The secret, I suspect, is in having that creativity as a goal. A living creative force, that seeks to widen the range of freedom for its members, can never be anything but real — it can't be artificial. By creative force, I mean the energy that moves things out and up and sometimes (almost by accident) forward. You need anarchy for such a force. But you also need — oh paradox — structure, too.

This force has been called by a lot of different names. But the best one, I think, even though it's so overused that when we see it we have to stop and think about what it really means, is Love. Love reminds the community that its purpose is to guard and guide the individual. Love reminds the individual that her/his purpose is to participate with her/his fellows in making the community a better place.

There is no other goal, after all. Any other goal is worse than artificial: it's false. In theological language, it's a sin.

So how do we define that Love? After all, the word's been misused for every kind of oppressive act. Well. Maybe EAP writers would like to have a crack at that?

For now, here's my definition:

Love is the force that creates growth…and the space for that growth. It's what pushes us to want as much good for the Other as for ourselves. And it's the force that leads us to understand that the Other may need something else for their growth than we, in our arrogance, think is right.

You know, there's a good, concrete, specific example of Love in Hannah Mermelstein's announcement this month of her Birth Unplugged photo project.
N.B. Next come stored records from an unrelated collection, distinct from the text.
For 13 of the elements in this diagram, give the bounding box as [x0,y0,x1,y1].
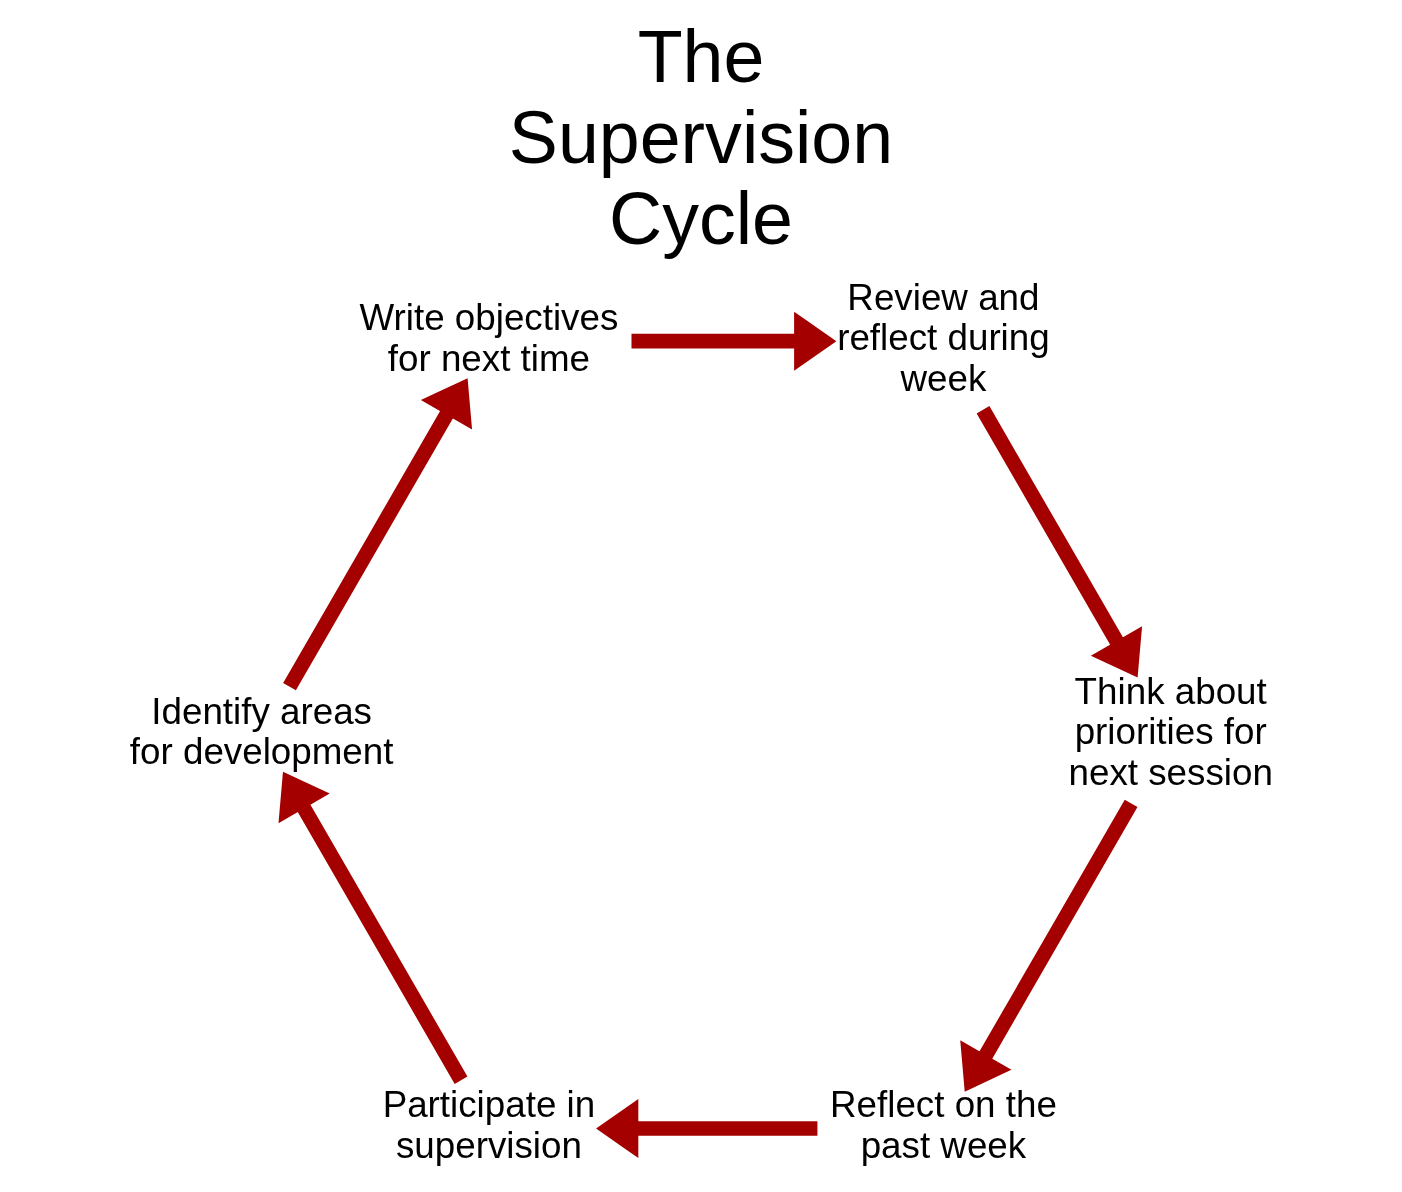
node-text: Think about priorities for next session [1068,670,1273,793]
node-text: Reflect on the past week [830,1084,1057,1166]
node-text: Review and reflect during week [837,276,1050,399]
arrow [278,771,468,1084]
diagram-title: The Supervision Cycle [508,14,894,260]
arrow [631,311,837,371]
node-text: Participate in supervision [382,1084,596,1166]
node-text: Write objectives for next time [359,297,619,379]
arrow [960,799,1138,1092]
node-text: Identify areas for development [129,690,394,773]
arrow [283,378,473,691]
arrow [976,406,1143,678]
arrow [596,1098,818,1159]
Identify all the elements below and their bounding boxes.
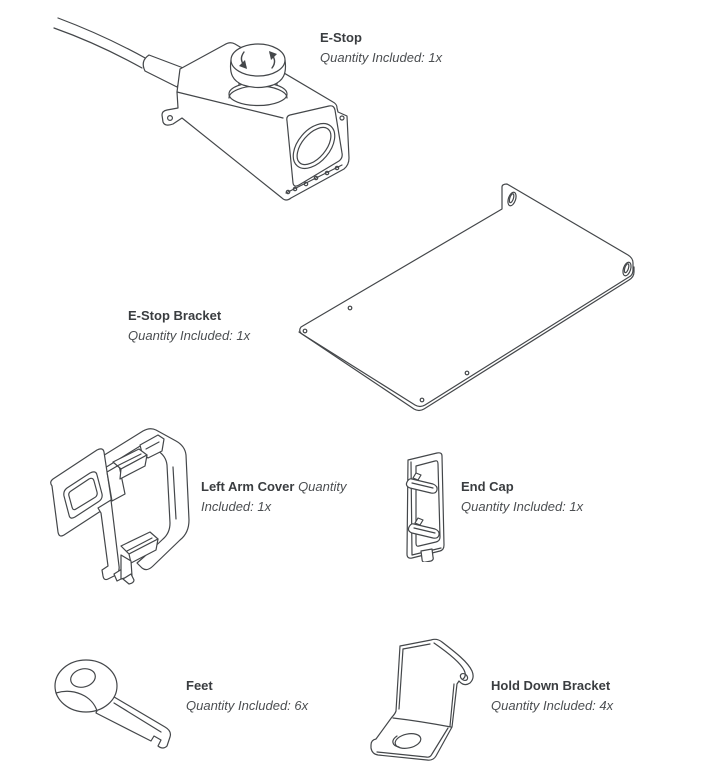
part-figure-hold-down-bracket: [364, 636, 486, 773]
part-quantity: Quantity Included: 1x: [461, 499, 584, 514]
left-arm-cover-drawing-icon: [50, 428, 190, 585]
part-label-e-stop: E-Stop Quantity Included: 1x: [320, 28, 442, 68]
part-quantity: Quantity Included: 6x: [186, 698, 309, 713]
part-quantity: Quantity Included: 4x: [491, 698, 614, 713]
part-label-hold-down-bracket: Hold Down Bracket Quantity Included: 4x: [491, 676, 613, 716]
hold-down-bracket-drawing-icon: [370, 638, 474, 761]
part-figure-e-stop: [45, 8, 365, 213]
part-name: End Cap: [461, 479, 514, 494]
part-name: Feet: [186, 678, 213, 693]
part-quantity: Quantity Included: 1x: [201, 479, 347, 514]
end-cap-drawing-icon: [405, 452, 445, 563]
part-label-left-arm-cover: Left Arm Cover Quantity Included: 1x: [201, 477, 369, 517]
e-stop-drawing-icon: [53, 17, 350, 201]
feet-drawing-icon: [54, 659, 172, 749]
part-figure-left-arm-cover: [48, 424, 218, 601]
part-label-end-cap: End Cap Quantity Included: 1x: [461, 477, 583, 517]
part-label-e-stop-bracket: E-Stop Bracket Quantity Included: 1x: [128, 306, 250, 346]
part-name: E-Stop Bracket: [128, 308, 222, 323]
part-name: E-Stop: [320, 30, 362, 45]
part-quantity: Quantity Included: 1x: [128, 328, 251, 343]
e-stop-bracket-drawing-icon: [298, 183, 635, 412]
part-name: Left Arm Cover: [201, 479, 295, 494]
part-quantity: Quantity Included: 1x: [320, 50, 443, 65]
part-figure-feet: [48, 652, 172, 755]
part-label-feet: Feet Quantity Included: 6x: [186, 676, 308, 716]
part-figure-e-stop-bracket: [288, 176, 644, 421]
part-figure-end-cap: [400, 450, 452, 567]
part-name: Hold Down Bracket: [491, 678, 611, 693]
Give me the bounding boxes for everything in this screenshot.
The Birthright Unplugged group works with children in Palestinian villages and documents, oh, all sorts of surprising things…There's no theory there, just a rolling up of shirt sleeves and getting to work….

In the Todblog, the British Ministry of Defense predicts that the middle class is going to be the place where this kind of revolution might really happen…and this gives us a lot of hope…  

And I had to add a short article that first appeared in THE CATHOLIC WORKER, by Bill Griffin . It's a grim reminder about how forcing an individual to act against Love, in the name of a false community, is an act of murder. How many suicides have there been, will there be, uncounted, caused by the mortal sins of our Empire, which compels its members to act against human values and their own conscience?